Absolutely! When a limited edition product proves really popular (MAC Moth Brown, for example) and sells out every time it is “re-promoted”, why not give customers what they want and make that item permanent? I was happy when MAC recently re-released a few eyeshadows from the past (Goldbit was among those and it’s the only one I got but I was thrilled to see it) – I’m not sure if these recent ones are now permanent or not but there are so many products I’d like to see made permanent because they are so good.

Seraphine Avatar

Absolutely, if a product becomes extremely popular.

I hate the idea of using up a limited edition product that I love and not being able to buy a replacement. And I hate buying a limited edition product because of FOMO. So I try to avoid buying limited edition products altogether.

I do like limited edition packaging on permanent products, though!

Leigh H. Avatar

I agree! I think truly LE works well for flash-in-the-pan trends like certain types of glitters, glittery lip kits and certain unusual eyeshadow colors and lip colors (provided they are done well!). To me LE is a great vehicle to determine how much staying power a new trend or concept may have if the collection is done well and with due care. I remember with the UD Pulp Fiction collection the demand for Mrs. Mia Wallace was so great that when they redid the lipsticks they made it a permanent color along with I think one color from the palette that people really liked. They added specific things people loved but used the collection to experiment.

Cil Avatar

I almost never buy LE products after my Opera lipstick from MAC. I loved this lippie and bought it when I first started with make up. I didn’t know it was LE or even that LE existent in the first place. Needless to say I couldn’t replace it when the tube ended. The only exception to this rule was the Shayla Palette.

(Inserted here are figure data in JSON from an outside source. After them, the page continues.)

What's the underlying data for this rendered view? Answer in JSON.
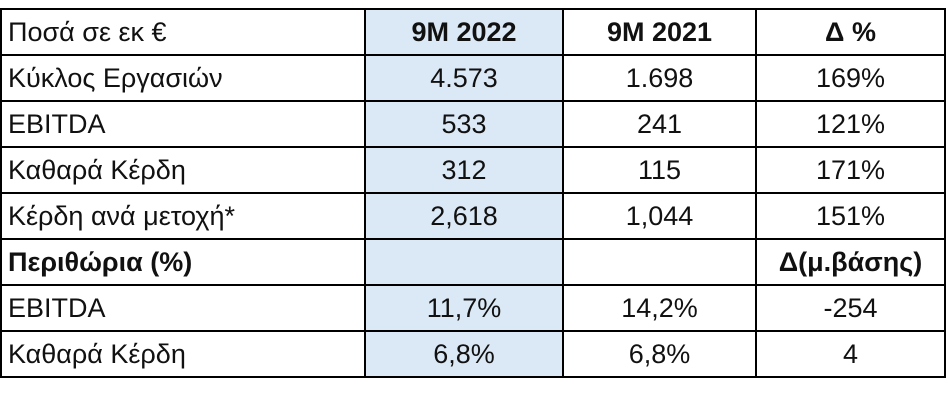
{
  "table": {
    "header": {
      "label": "Ποσά σε εκ €",
      "col1": "9M 2022",
      "col2": "9M 2021",
      "col3": "Δ %"
    },
    "rows": [
      {
        "label": "Κύκλος Εργασιών",
        "v1": "4.573",
        "v2": "1.698",
        "v3": "169%"
      },
      {
        "label": "EBITDA",
        "v1": "533",
        "v2": "241",
        "v3": "121%"
      },
      {
        "label": "Καθαρά Κέρδη",
        "v1": "312",
        "v2": "115",
        "v3": "171%"
      },
      {
        "label": "Κέρδη ανά μετοχή*",
        "v1": "2,618",
        "v2": "1,044",
        "v3": "151%"
      }
    ],
    "margins_header": {
      "label": "Περιθώρια (%)",
      "col3": "Δ(μ.βάσης)"
    },
    "margin_rows": [
      {
        "label": "EBITDA",
        "v1": "11,7%",
        "v2": "14,2%",
        "v3": "-254"
      },
      {
        "label": "Καθαρά Κέρδη",
        "v1": "6,8%",
        "v2": "6,8%",
        "v3": "4"
      }
    ]
  },
  "colors": {
    "highlight_column": "#dbe8f5",
    "header_text": "#1f3a7a"
  }
}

However, if they are beloved, why not?

Karen Avatar

I don’t understand that either. It seems like if you love a product you sing its praises and encourage others to try it. Actually the idea that someone would want to limit such an item makes me uncomfortable.

Pearl Avatar

Yes! Sometimes LEs are subpar but sometimes they can become HG, or at least worthy of joining the ranks because of quality and customer demand. I vote for these products becoming permanent:

Tom Ford Cream and Powder duos for eyes
Chanel Empreinte du Desert eyeshadow quad
MAC Natural hair brushes
MAC Mothbrown eyeshadow
MAC Cubic and Tenderling blushes
MAC Patrick’s Powder
MAC Vamplify lip glosses (tgreat range of colors and even though I don’t care for glosses, these were pigmented, weren’t sticky/tacky)
La Mer Powder (The Original)
Estee Lauder x Victoria Beckham Modern Mercury highlighter (I know this was re-released but I think it’s still LE)

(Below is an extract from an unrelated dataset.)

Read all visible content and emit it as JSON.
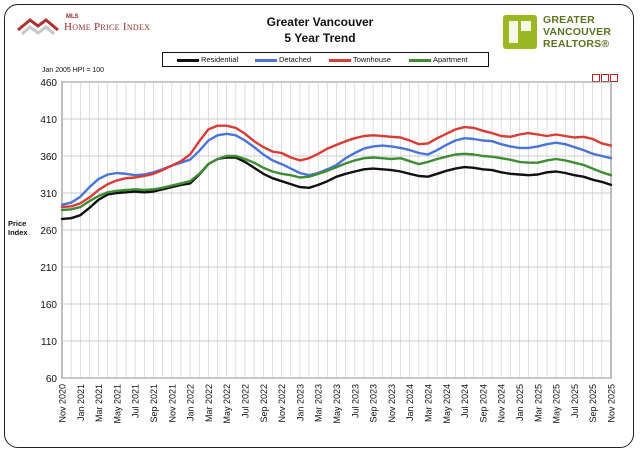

This one wasn’t LE but this is my all time favorite foundation that was discontinued:
Giorgio Armani Lasting Silk UV Foundation – this for me is what Luminous Silk is for most everyone else (Luminous Silk turned my face into an oil slick 2 hours later) – perfect satin but radiant foundation with medium coverage. Just perfect.

Alecto Avatar

Yeah, why not? I see limited edition as a way to test the market, not just a means of falsely inflating a product’s perceived value. Limited edition gives brands the ability to take a chance without too much risky investment; if their experiment goes over well, they can release it as a permanent item.

Deborah S. Avatar

I am not sure why anything is released as LE. Release the product and if it sells well then keep making it. If not then discontinue. That is pretty much how most non-beauty related products are handled. Consumerism/Capitalism the product drives the market.

Stacy Avatar

I completely agree with you, Christine. However there’s one brand who’s whole LE strategy really perplexes me and that’s Tarte. I really love a lot from the brand including their eyeshadow palettes. However, it seems like they keep coming out with the same LE palettes under different names—ie the new rainforest sizzling one and the flower palette, the mermaid palette and the festival palette. Just seems like they’re re-releasing the same thing as a PR stunt without actually adding anything new to the line.

Zaza Avatar

Definitely yes especially when there has been a high demand for it for over a year. Like how MAC made the extra dimension skin finish formula permanent and even brought back whisper of gilt

Silvia Avatar

Yes! Why not?! If tons of people love it produce more so they can all have it. Why make anyone sad. Lol! I don’t fall for LE anything I think is a scam that make you give your credit card away and quickly but do have purchased a couple only in my entire life. Will not fall for all the hype again but some like the thrill. Whatever makes them tickle.

Bonnie Avatar

Mostly, yes. I think it depends on the release. If it’s a collab with a person, or a movie or something like that, then no, it’s more of a collector’s thing – although they should make enough to last 1-2 months so everyone that wants it can get it. They can always release a dupe with a different branding/name to be permanent.

If it’s any other LE, like a holiday thing a festival thing etc, then YES, release it as “now a part of our permanent product offering’ if it sells well.